Conclusion and Next Steps
Decision: Hold
Rationale: While the mechanistic basis for beta-blockade in myocardial infarction is well-established at a drug-class level, no clinical trial or literature evidence specifically addresses atenolol in posterolateral MI. An evidence level of L4 (mechanistic/preclinical support only) is insufficient to justify clinical repurposing without targeted investigation. Furthermore, critical safety information — including SmPC warnings and contraindications — is currently unavailable, representing a blocking data gap that prevents formal safety screening.
To proceed, the following is needed:
- Retrieve the approved SmPC or EMA product information to complete S1 safety assessment (DG001 — Blocking data gap)
- Retrieve mechanism of action data from DrugBank API to support mechanistic rationale scoring (DG002 — High severity data gap)
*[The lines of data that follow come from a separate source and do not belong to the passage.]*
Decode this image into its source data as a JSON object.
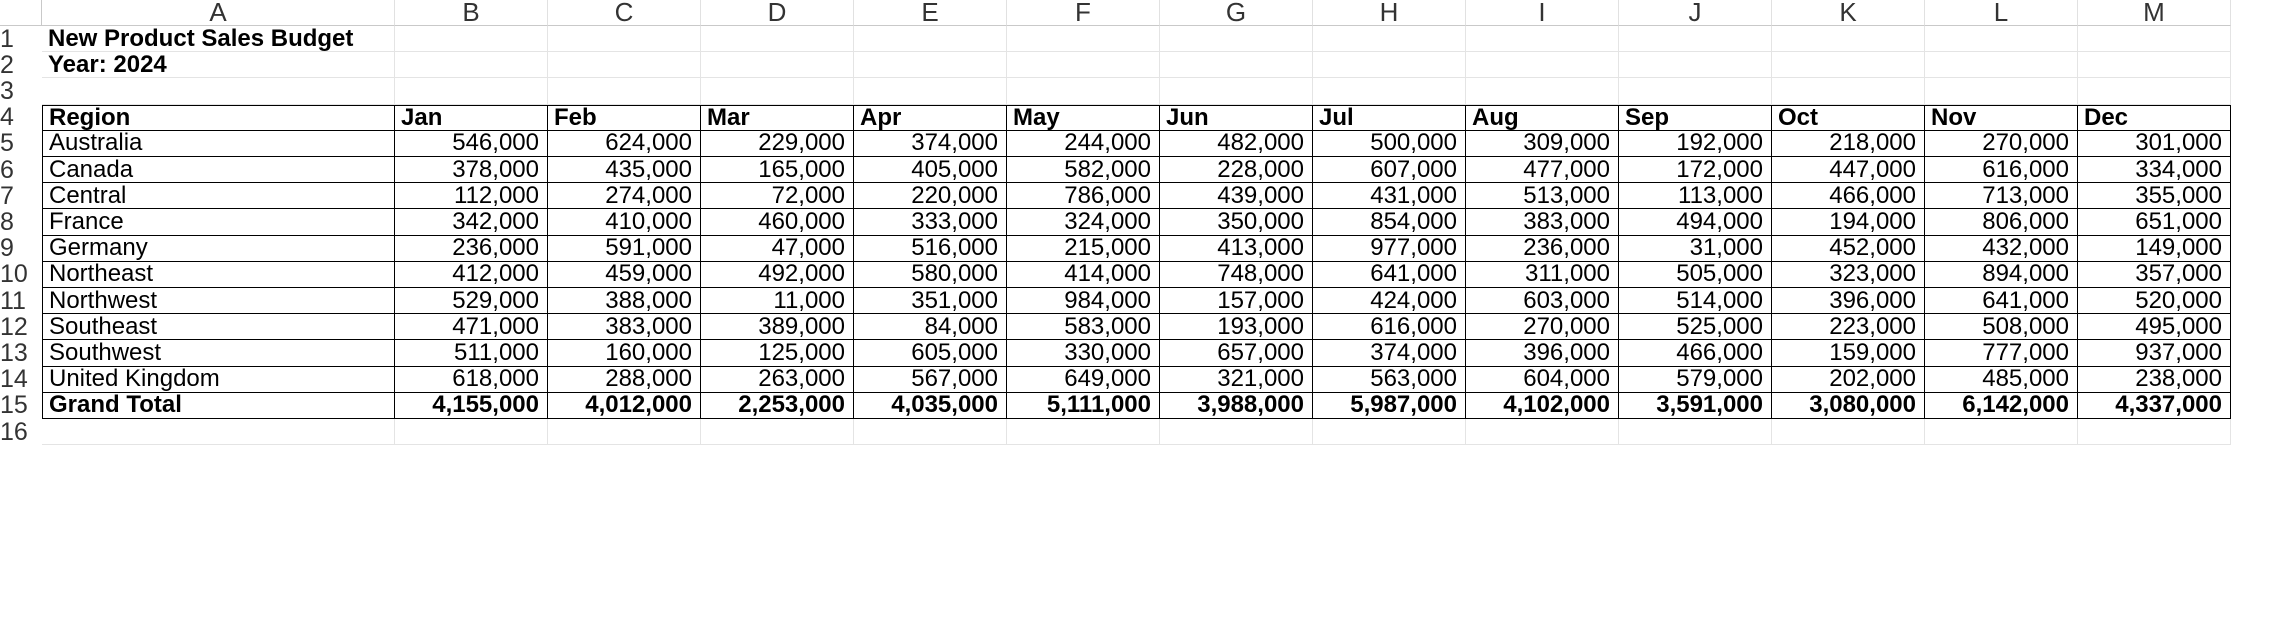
{
  "column_headers": [
    "A",
    "B",
    "C",
    "D",
    "E",
    "F",
    "G",
    "H",
    "I",
    "J",
    "K",
    "L",
    "M"
  ],
  "row_numbers": [
    "1",
    "2",
    "3",
    "4",
    "5",
    "6",
    "7",
    "8",
    "9",
    "10",
    "11",
    "12",
    "13",
    "14",
    "15",
    "16"
  ],
  "title": "New Product Sales Budget",
  "year_label": "Year: 2024",
  "table": {
    "headers": [
      "Region",
      "Jan",
      "Feb",
      "Mar",
      "Apr",
      "May",
      "Jun",
      "Jul",
      "Aug",
      "Sep",
      "Oct",
      "Nov",
      "Dec"
    ],
    "rows": [
      [
        "Australia",
        "546,000",
        "624,000",
        "229,000",
        "374,000",
        "244,000",
        "482,000",
        "500,000",
        "309,000",
        "192,000",
        "218,000",
        "270,000",
        "301,000"
      ],
      [
        "Canada",
        "378,000",
        "435,000",
        "165,000",
        "405,000",
        "582,000",
        "228,000",
        "607,000",
        "477,000",
        "172,000",
        "447,000",
        "616,000",
        "334,000"
      ],
      [
        "Central",
        "112,000",
        "274,000",
        "72,000",
        "220,000",
        "786,000",
        "439,000",
        "431,000",
        "513,000",
        "113,000",
        "466,000",
        "713,000",
        "355,000"
      ],
      [
        "France",
        "342,000",
        "410,000",
        "460,000",
        "333,000",
        "324,000",
        "350,000",
        "854,000",
        "383,000",
        "494,000",
        "194,000",
        "806,000",
        "651,000"
      ],
      [
        "Germany",
        "236,000",
        "591,000",
        "47,000",
        "516,000",
        "215,000",
        "413,000",
        "977,000",
        "236,000",
        "31,000",
        "452,000",
        "432,000",
        "149,000"
      ],
      [
        "Northeast",
        "412,000",
        "459,000",
        "492,000",
        "580,000",
        "414,000",
        "748,000",
        "641,000",
        "311,000",
        "505,000",
        "323,000",
        "894,000",
        "357,000"
      ],
      [
        "Northwest",
        "529,000",
        "388,000",
        "11,000",
        "351,000",
        "984,000",
        "157,000",
        "424,000",
        "603,000",
        "514,000",
        "396,000",
        "641,000",
        "520,000"
      ],
      [
        "Southeast",
        "471,000",
        "383,000",
        "389,000",
        "84,000",
        "583,000",
        "193,000",
        "616,000",
        "270,000",
        "525,000",
        "223,000",
        "508,000",
        "495,000"
      ],
      [
        "Southwest",
        "511,000",
        "160,000",
        "125,000",
        "605,000",
        "330,000",
        "657,000",
        "374,000",
        "396,000",
        "466,000",
        "159,000",
        "777,000",
        "937,000"
      ],
      [
        "United Kingdom",
        "618,000",
        "288,000",
        "263,000",
        "567,000",
        "649,000",
        "321,000",
        "563,000",
        "604,000",
        "579,000",
        "202,000",
        "485,000",
        "238,000"
      ]
    ],
    "total": [
      "Grand Total",
      "4,155,000",
      "4,012,000",
      "2,253,000",
      "4,035,000",
      "5,111,000",
      "3,988,000",
      "5,987,000",
      "4,102,000",
      "3,591,000",
      "3,080,000",
      "6,142,000",
      "4,337,000"
    ]
  }
}
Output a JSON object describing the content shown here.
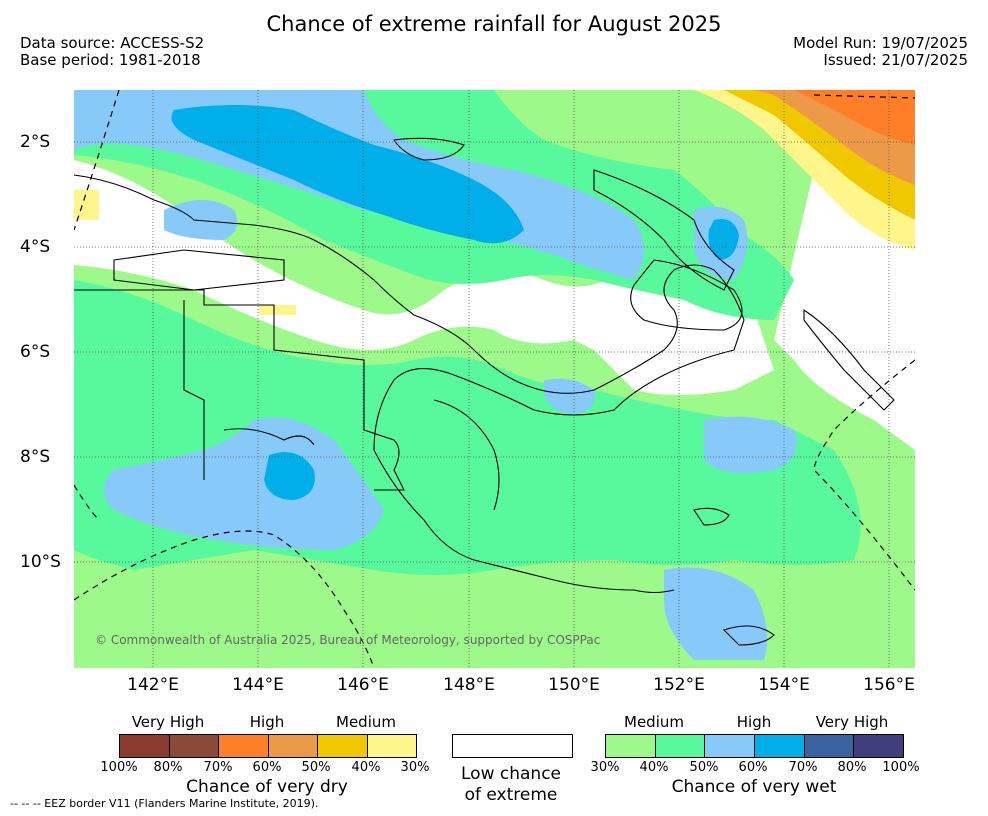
{
  "header": {
    "title": "Chance of extreme rainfall for August 2025",
    "data_source": "Data source: ACCESS-S2",
    "base_period": "Base period: 1981-2018",
    "model_run": "Model Run: 19/07/2025",
    "issued": "Issued: 21/07/2025"
  },
  "map": {
    "lat_labels": [
      "2°S",
      "4°S",
      "6°S",
      "8°S",
      "10°S"
    ],
    "lon_labels": [
      "142°E",
      "144°E",
      "146°E",
      "148°E",
      "150°E",
      "152°E",
      "154°E",
      "156°E"
    ],
    "copyright": "© Commonwealth of Australia 2025, Bureau of Meteorology, supported by COSPPac",
    "colors": {
      "wet_medium": "#9cf98a",
      "wet_high": "#58f99c",
      "wet_very_high_1": "#87caf9",
      "wet_very_high_2": "#00aeea",
      "dry_light": "#fef68a",
      "dry_mid": "#f0c800",
      "dry_high_1": "#ec9a48",
      "dry_high_2": "#fe7f27"
    }
  },
  "legend": {
    "dry": {
      "categories": [
        "Very High",
        "High",
        "Medium"
      ],
      "colors": [
        "#8a3a2f",
        "#8b4a38",
        "#fe7f27",
        "#ec9a48",
        "#f0c800",
        "#fef68a"
      ],
      "ticks": [
        "100%",
        "80%",
        "70%",
        "60%",
        "50%",
        "40%",
        "30%"
      ],
      "caption": "Chance of very dry"
    },
    "low": {
      "caption_line1": "Low chance",
      "caption_line2": "of extreme"
    },
    "wet": {
      "categories": [
        "Medium",
        "High",
        "Very High"
      ],
      "colors": [
        "#9cf98a",
        "#58f99c",
        "#87caf9",
        "#00aeea",
        "#3a64a0",
        "#3f3f7e"
      ],
      "ticks": [
        "30%",
        "40%",
        "50%",
        "60%",
        "70%",
        "80%",
        "100%"
      ],
      "caption": "Chance of very wet"
    }
  },
  "footnote": "-- -- -- EEZ border V11 (Flanders Marine Institute, 2019)."
}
- Conduct a targeted systematic literature review for atenolol or class-level beta-blocker evidence specifically within posterolateral MI subpopulations
- Review ISIS-1 trial subgroup analyses to determine whether posterolateral MI patients were represented and whether they derived similar mortality benefit
- Prospectively assess AV conduction block risk in the intended patient population before initiating any clinical investigation
- Confirm whether atenolol holds or has previously held marketing authorisation in Denmark or via EMA centralised procedure, as the current absence of authorisations may reflect a data collection gap rather than true non-availability
Disclaimer
This content is for research purposes only and does not constitute medical advice. Clinical validation is required before any clinical application.